Once upon a time in a small town in Pakistan a mother had nightmares that she would lift the skirt of her daughter’s wedding lehenga to discover the bride wearing some hideous sneakers, so fond was her daughter of running shoes. Well, her daughter did kind of live up to this self fulfilling prophecy; strapping on as she did her running shoes every time a Prince became much too Charming.

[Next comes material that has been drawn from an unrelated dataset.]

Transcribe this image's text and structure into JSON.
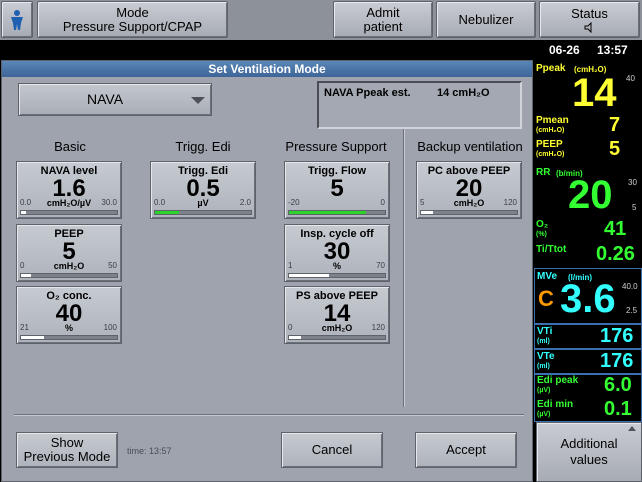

And then one day the daughter discovered that she would rather walk into the sunset with someone rather than bolting away...of course before signing on the dotted line she had her own super private blessing ceremony where her eccentric group of friends; with their multiplicity of perspectives on God and being godless, on love and lust, the soul , the spirit, and sexuality, celebrated the commitment she was making and prayed in their many languages for the couple (And Thats All Im Telling). Yeh sab tau theek hai all this is OK as moms say, but the two families needed something that could give them pictures that go in the album and that could be framed on their walls. Im lucky that my sister had been kind enough to give my mother the Big Fat Pakistani Wedding Tamasha where everyone and their grandmother could be treated to the whole band, baja and bling. Sister's wedding had provided a number of occasions also for the much celebrated gift economy to flourish, so this time around my mother could somewhat overlook that the celebrations were a trifle less over the top.

However, we had to keep in mind that the two mothers had some expectations of the day that had to be respected so it could not be that the wedding day was as ‘unorthodox’ as I would have liked, there was as they say (and this is my rehashed Bollywood wisdom of the year) sex aur sanskar ki kashmakash. In short how could we celebrate our Veer met Zara moment without making it an Aman ki Asha special? How could I hold on to a vow I had made long ago of not allowing a maulvi as middleman, to mediate my relationship with my man and Maker and still invite God to my wedding? How could we make it a day that celebrated the culture and traditions of our respective families and still toed the line when it came to the bureaucracy of the city we lived in? Simply put how could it be the day I dreamt of when I closed my eyes but still be real enough for those who watched us with eyes wide open.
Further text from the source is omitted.